Wednesday, December 05, 2007





Insurers, Hospitals Could Have Conspired Against Surgical Facilities

This posting was written by Darius Sturmer, Editor of CCH Trade Regulation Reports.

Two managed care organizations (MCOs) and three hospitals in the Kansas City area could have engaged in a group boycott against physician-owned specialty surgical hospitals in violation of federal antitrust law, the federal district court in Witchita, Kansas has ruled.

Direct and circumstantial evidence that MCOs and hospitals acted to prevent such specialty hospitals from becoming part of the MCOs’ managed care plan networks sufficed to create a genuine issue of fact for a jury as to whether the defendants participated in an antitrust conspiracy.

Motions for summary judgment and partial summary judgment on the claim were, therefore, denied. However, a fourth hospital’s motion for partial summary judgment on the horizontal conspiracy claim was granted, owing to the complaining specialty hospital’s failure to demonstrate sufficient participation by the hospital in the conspiracy.

Evidence that a complaining specialty surgical hospital presented—showing the defending MCOs’ participation in an unlawful conspiracy with other health insurers and health care facilities—was sufficient to survive summary judgment, the court decided.

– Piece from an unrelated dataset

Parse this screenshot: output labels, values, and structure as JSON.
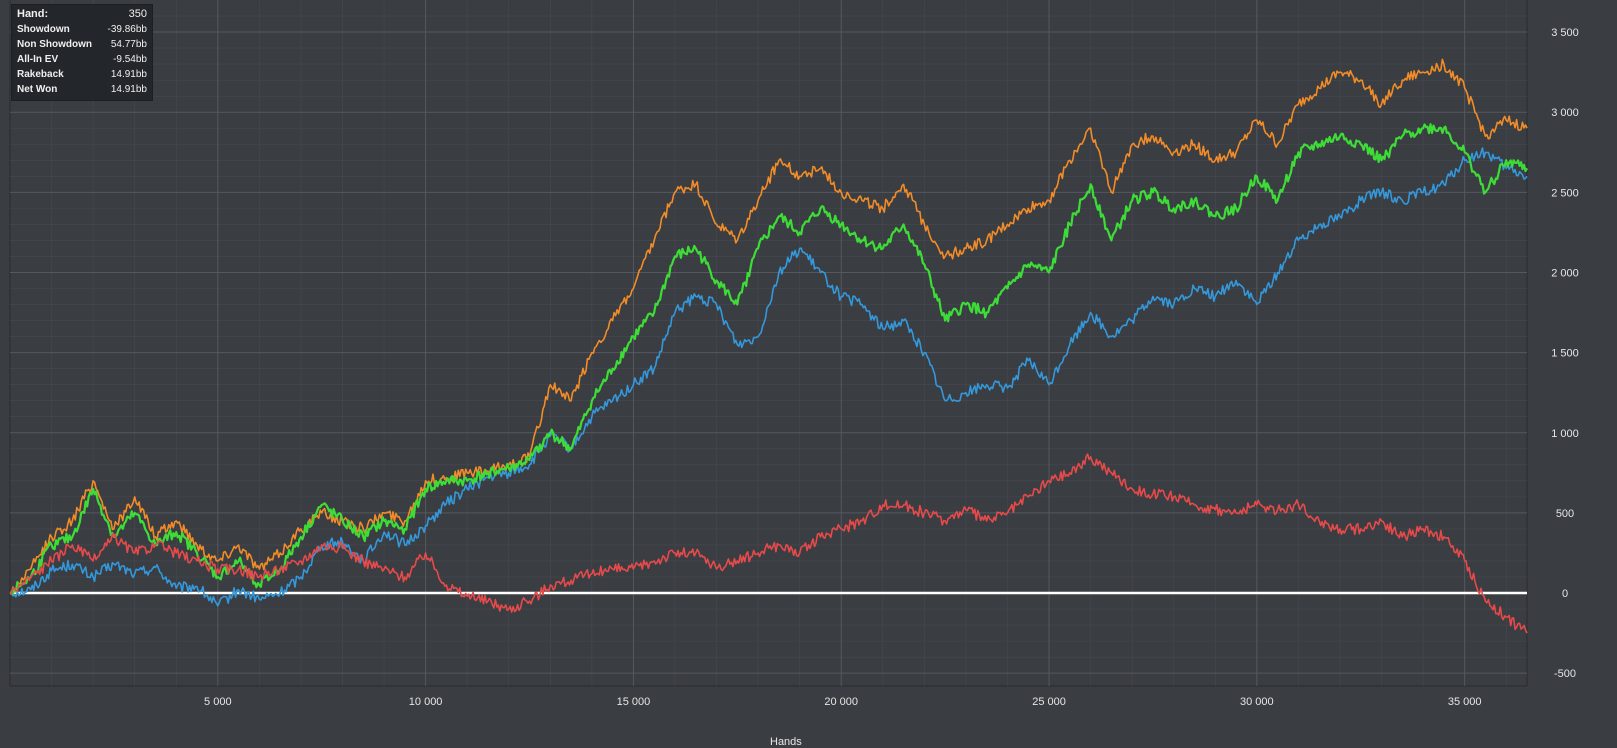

The evidence included a demonstration that, although one of the MCOs aggressively competed with other MCOs for members and gave good initial responses to the specialty hospital, the MCO then acted to exclude it subsequent to its attendance at meetings in which other MCOs expressed opposition to including specialty hospitals within their networks and planned to exclude them. Moreover, it could be inferred from testimony that the MCOs were part of a “gentleman’s agreement” among MCOs in the Kansas City area not to extend managed care contracts to specialty hospitals.

One of the defending MCOs also had spearheaded coordination of network hospitals’ waiver of network configuration clauses in their managed care contracts to enable the hospitals’ own majority-owned specialty hospitals to be part of the network, while at the same time not extending the same sort of waiver to independent, physician-owned facilities. The other MCO was shown to have participated in this effort, as well.

Owing to the existence of some direct evidence, a plausible economic motive, and the inferences of conspiracy that could be drawn from this circumstantial evidence, summary judgment in favor of the MCO would have been inappropriate.

The decision is Heartland Surgical Specialty Hospital, Inc., 2007-2 Trade Cases ¶75,957.